Bruxelles

Cette exposition temporaire coûtera un million d'euros. Trop pour certains défenseurs du musée qui déplorent le manque d'investissement dans la rénovation de certaines salles.

Ça gronde au musée de l’Armée en ce moment. En cause ? Une exposition temporaire – un an – sur le centenaire de la guerre 14-18. Actuellement en cours de montage, cette exposition dispose d’un budget d’un million d’euros.
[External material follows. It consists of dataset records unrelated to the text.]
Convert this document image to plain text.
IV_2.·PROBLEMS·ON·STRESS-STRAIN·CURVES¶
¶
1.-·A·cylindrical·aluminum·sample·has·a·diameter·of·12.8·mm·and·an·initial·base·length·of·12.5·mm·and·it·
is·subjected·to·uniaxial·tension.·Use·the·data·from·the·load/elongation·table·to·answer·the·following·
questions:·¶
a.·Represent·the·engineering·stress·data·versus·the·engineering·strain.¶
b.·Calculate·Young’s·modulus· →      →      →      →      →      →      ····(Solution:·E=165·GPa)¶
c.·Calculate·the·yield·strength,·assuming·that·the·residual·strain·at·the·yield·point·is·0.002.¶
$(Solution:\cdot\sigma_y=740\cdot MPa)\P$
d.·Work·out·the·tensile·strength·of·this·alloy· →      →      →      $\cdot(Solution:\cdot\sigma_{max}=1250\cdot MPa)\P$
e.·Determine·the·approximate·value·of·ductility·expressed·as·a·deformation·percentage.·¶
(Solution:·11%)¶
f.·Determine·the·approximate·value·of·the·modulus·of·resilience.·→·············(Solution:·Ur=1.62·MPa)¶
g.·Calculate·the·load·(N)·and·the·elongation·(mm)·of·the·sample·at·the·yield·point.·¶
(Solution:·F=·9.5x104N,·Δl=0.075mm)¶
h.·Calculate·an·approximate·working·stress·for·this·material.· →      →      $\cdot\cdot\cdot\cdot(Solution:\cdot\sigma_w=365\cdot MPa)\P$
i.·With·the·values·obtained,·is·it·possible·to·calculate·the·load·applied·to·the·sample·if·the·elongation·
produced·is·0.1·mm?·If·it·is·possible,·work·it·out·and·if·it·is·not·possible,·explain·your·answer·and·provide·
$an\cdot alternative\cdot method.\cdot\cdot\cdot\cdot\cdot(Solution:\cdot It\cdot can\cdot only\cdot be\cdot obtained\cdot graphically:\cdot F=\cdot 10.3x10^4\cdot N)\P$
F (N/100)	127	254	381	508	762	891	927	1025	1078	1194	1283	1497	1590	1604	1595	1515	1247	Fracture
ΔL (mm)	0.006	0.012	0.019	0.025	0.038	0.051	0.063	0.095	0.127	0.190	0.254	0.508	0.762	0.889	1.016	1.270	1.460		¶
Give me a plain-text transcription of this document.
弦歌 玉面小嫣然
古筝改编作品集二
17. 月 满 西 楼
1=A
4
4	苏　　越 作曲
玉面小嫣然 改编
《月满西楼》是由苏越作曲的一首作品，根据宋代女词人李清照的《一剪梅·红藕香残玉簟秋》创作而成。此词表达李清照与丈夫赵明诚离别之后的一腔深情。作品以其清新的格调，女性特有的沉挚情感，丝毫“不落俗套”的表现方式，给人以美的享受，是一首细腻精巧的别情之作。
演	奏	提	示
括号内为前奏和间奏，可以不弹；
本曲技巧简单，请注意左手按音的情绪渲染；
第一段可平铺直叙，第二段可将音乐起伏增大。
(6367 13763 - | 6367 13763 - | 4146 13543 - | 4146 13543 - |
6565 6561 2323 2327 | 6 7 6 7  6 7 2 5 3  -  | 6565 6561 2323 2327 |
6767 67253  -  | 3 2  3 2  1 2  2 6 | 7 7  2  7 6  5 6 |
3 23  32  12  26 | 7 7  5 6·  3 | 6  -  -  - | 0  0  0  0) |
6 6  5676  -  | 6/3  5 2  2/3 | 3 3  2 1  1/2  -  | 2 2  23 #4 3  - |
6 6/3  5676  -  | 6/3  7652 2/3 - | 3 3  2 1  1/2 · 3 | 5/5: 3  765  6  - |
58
Certaines personnes au sein du musée de l’Armée ainsi que le coordinateur du comité Tervueren-Montgomery Charles Six dénoncent un gaspillage d’argent public pour faire la campagne du Premier ministre Charles Michel alors que certaines salles nécessitent des rénovations structurelles depuis des années.

Baptisée Au-delà de la Grande Guerre : 1918-1928, cette exposition "présentera des pièces exceptionnelles provenant des riches collections du WHI, de musées nationaux et internationaux et explorera plusieurs thèmes majeurs tels que l’offensive finale, la libération, la période d’après-guerre, les révolutions géopolitiques, mais aussi la reconstruction économique, le processus de deuil et la mémoire, les changements sociopolitiques et socioculturels. Le tout dans un décor Années folles et quelques outils interactifs novateurs". Renseignements pris, rien de bien extraordinaire en termes de nouvelles technologies néanmoins, L’expo est organisée par War Heritage Institute (WHI), structure qui englobe le Musée de l'Armée, le fort de Breendonk, le site Gunfire à Braaschat , le site Boyau de la mort à Dixmude, le site Bastogne Barracks et le bunker du commandant Kemmel.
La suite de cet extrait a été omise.